I started boiling the first packet of the herbs that night and the whole apartment smell so strongly of the herbs. I think Etienne didn't really like the "scent". After about 1 1/2 hours of boiling, the soup is ready to be consumed. Seriously, it looked a little disgusting.... All black and muddy. And it did taste YUCKY too. I had to FORCE myself to drink it down. I had to leave a bit behind as it was way too thick at the bottom and I would have puked if I continued. The things I have to put myself through for baby. But, if it works, I would happily drink a bowl a day. Anything as long as it will keep baby growing healthily in my womb.

Tuesday, July 12, 2005

The Beginning: I am quite sure I'm pregnant.

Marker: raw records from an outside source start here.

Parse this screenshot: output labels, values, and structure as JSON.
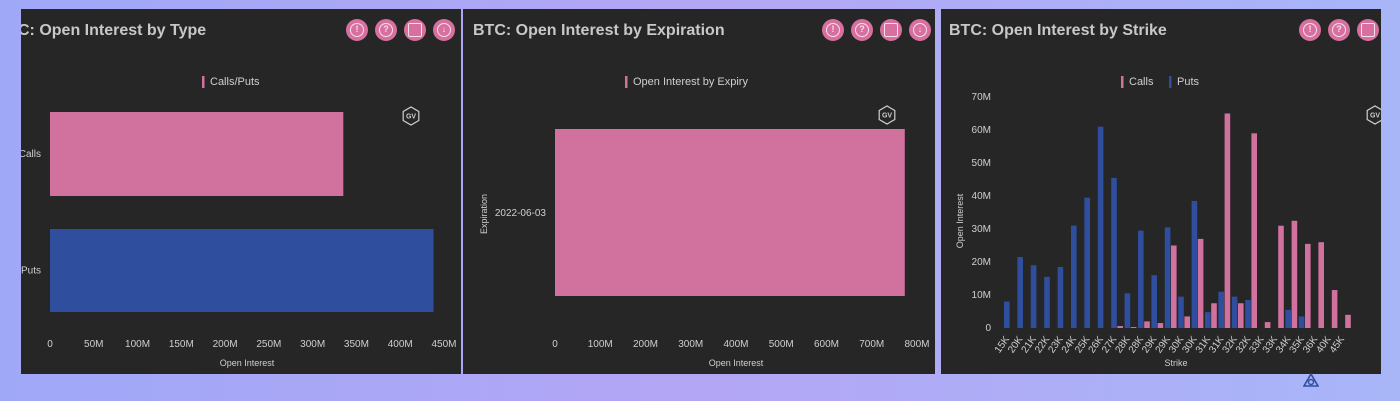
{
  "colors": {
    "calls": "#d0719e",
    "puts": "#2f4f9e",
    "panel": "#262626",
    "text": "#cfcfd3",
    "tool": "#d8709f"
  },
  "watermark": "GV",
  "toolbar_icons": [
    "info-icon",
    "help-icon",
    "camera-icon",
    "download-icon"
  ],
  "panels": [
    {
      "title": "C: Open Interest by Type"
    },
    {
      "title": "BTC: Open Interest by Expiration"
    },
    {
      "title": "BTC: Open Interest by Strike"
    }
  ],
  "chart_data": [
    {
      "type": "bar",
      "orientation": "horizontal",
      "title": "C: Open Interest by Type",
      "categories": [
        "Calls",
        "Puts"
      ],
      "series": [
        {
          "name": "Calls/Puts",
          "values": [
            335000000,
            438000000
          ],
          "colors": [
            "#d0719e",
            "#2f4f9e"
          ]
        }
      ],
      "xlabel": "Open Interest",
      "xlim": [
        0,
        450000000
      ],
      "xticks": [
        0,
        50000000,
        100000000,
        150000000,
        200000000,
        250000000,
        300000000,
        350000000,
        400000000,
        450000000
      ],
      "xtick_labels": [
        "0",
        "50M",
        "100M",
        "150M",
        "200M",
        "250M",
        "300M",
        "350M",
        "400M",
        "450M"
      ],
      "legend": "top-center",
      "grid": false
    },
    {
      "type": "bar",
      "orientation": "horizontal",
      "title": "BTC: Open Interest by Expiration",
      "categories": [
        "2022-06-03"
      ],
      "series": [
        {
          "name": "Open Interest by Expiry",
          "values": [
            773000000
          ]
        }
      ],
      "xlabel": "Open Interest",
      "ylabel": "Expiration",
      "xlim": [
        0,
        800000000
      ],
      "xticks": [
        0,
        100000000,
        200000000,
        300000000,
        400000000,
        500000000,
        600000000,
        700000000,
        800000000
      ],
      "xtick_labels": [
        "0",
        "100M",
        "200M",
        "300M",
        "400M",
        "500M",
        "600M",
        "700M",
        "800M"
      ],
      "legend": "top-center",
      "grid": false
    },
    {
      "type": "bar",
      "orientation": "vertical",
      "title": "BTC: Open Interest by Strike",
      "categories": [
        "15K",
        "20K",
        "21K",
        "22K",
        "23K",
        "24K",
        "25K",
        "26K",
        "27K",
        "28K",
        "28K",
        "29K",
        "29K",
        "30K",
        "30K",
        "31K",
        "31K",
        "32K",
        "32K",
        "33K",
        "33K",
        "34K",
        "35K",
        "36K",
        "40K",
        "45K"
      ],
      "series": [
        {
          "name": "Calls",
          "values": [
            0,
            0,
            0,
            0,
            0,
            0,
            0,
            0,
            600000,
            300000,
            2000000,
            1500000,
            25000000,
            3500000,
            27000000,
            7500000,
            65000000,
            7500000,
            59000000,
            1800000,
            31000000,
            32500000,
            25500000,
            26000000,
            11500000,
            4000000
          ]
        },
        {
          "name": "Puts",
          "values": [
            8000000,
            21500000,
            19000000,
            15500000,
            18500000,
            31000000,
            39500000,
            61000000,
            45500000,
            10500000,
            29500000,
            16000000,
            30500000,
            9500000,
            38500000,
            4800000,
            11000000,
            9500000,
            8500000,
            0,
            0,
            5500000,
            3500000,
            0,
            0,
            0
          ]
        }
      ],
      "xlabel": "Strike",
      "ylabel": "Open Interest",
      "ylim": [
        0,
        70000000
      ],
      "yticks": [
        0,
        10000000,
        20000000,
        30000000,
        40000000,
        50000000,
        60000000,
        70000000
      ],
      "ytick_labels": [
        "0",
        "10M",
        "20M",
        "30M",
        "40M",
        "50M",
        "60M",
        "70M"
      ],
      "legend": "top-center",
      "grid": false
    }
  ]
}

I did another test today. It showed two lines. The test line was faint but it's already much more visible that the previous 2 test. Oh ya, I forgot to mention that I did a test on Sunday, 10 July) too. I took a pic of each of the test.

July 10 Test
July 12 Test


So this morning, I called Dr. Bernstein's (my ob) office to make an appointment for an early ultrasound as instructed by him last year. Spoke with his nurse Marlene who told me to call back around the week of 25 July to go for a blood test and then they will take it from there. Apparently, it's still too early for any conclusive ultrasound. Even a blood test now will only confirm my pregnancy but no yeild any other significant information. Well, knowing that I AM PREGNANT is significant information to me.
Anyways, I will patiently wait for the week of 25 July for the test and possibly the scheduling of the ultrasound. Very exciting.
Everything feels fine except that my boobs are growing. Woohoo!

Saturday, July 09, 2005

The Beginning:There was a very faint line!

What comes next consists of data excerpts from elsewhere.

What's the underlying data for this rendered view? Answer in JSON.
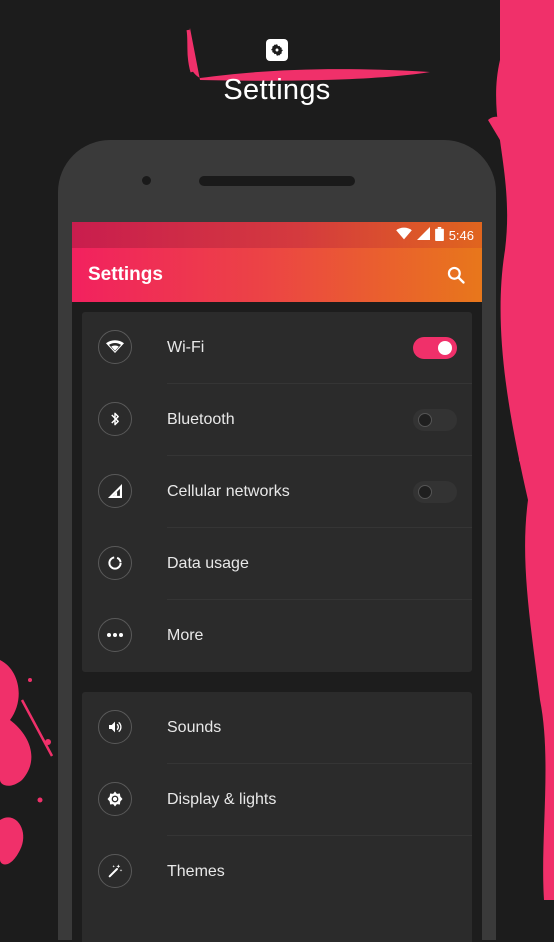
{
  "header": {
    "title": "Settings",
    "icon": "gear-icon"
  },
  "status_bar": {
    "time": "5:46",
    "icons": [
      "wifi-icon",
      "signal-icon",
      "battery-icon"
    ]
  },
  "app_bar": {
    "title": "Settings",
    "search_icon": "search-icon"
  },
  "sections": [
    {
      "items": [
        {
          "label": "Wi-Fi",
          "icon": "wifi-icon",
          "toggle": true
        },
        {
          "label": "Bluetooth",
          "icon": "bluetooth-icon",
          "toggle": false
        },
        {
          "label": "Cellular networks",
          "icon": "cellular-icon",
          "toggle": false
        },
        {
          "label": "Data usage",
          "icon": "data-usage-icon"
        },
        {
          "label": "More",
          "icon": "more-icon"
        }
      ]
    },
    {
      "items": [
        {
          "label": "Sounds",
          "icon": "volume-icon"
        },
        {
          "label": "Display & lights",
          "icon": "brightness-icon"
        },
        {
          "label": "Themes",
          "icon": "magic-wand-icon"
        }
      ]
    }
  ],
  "colors": {
    "accent": "#f0306a",
    "appbar_start": "#f2215f",
    "appbar_end": "#e8771b",
    "background": "#1c1c1c",
    "card": "#2b2b2b"
  }
}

This morning I did a test just after I got up. I sat on the toilet bowl waiting for the results and was hoping that there would be a positive line. The results started showing and it only reflected a single line. I felt disappointed. This is only my 13 dpo and I've already tested 3 times. Does this not shout IMPATIENT? Well, anyways, I left the test on top of the sink (about 1 mins after the test) and went off to sit infront of the computer and read my emails, play a game or two... It was about 1 hr later than I went back into the toilet to get a shower. I was about to throw the kit away when I took a quick look at the test kit and low and behold, there was a VERY FAINT positive line. I called out to hubby and asked him if he sees the line. He reminded me that the test instructions did say that results after 5 mins is non-conclusive and therefore I should not be too excited. He suggested that I test again tomorrow. I wanted to test again there and then but he dissuaded me.
So, I guess I'll test again tomorrow but I know deep inside my heart that the Lord is blessing us with a little one. He's answering our prayers. I will definitely test again tomorrow to get a much more affirmative result.
To me, a line is a line is a line, faint or not, after 5 mins or more.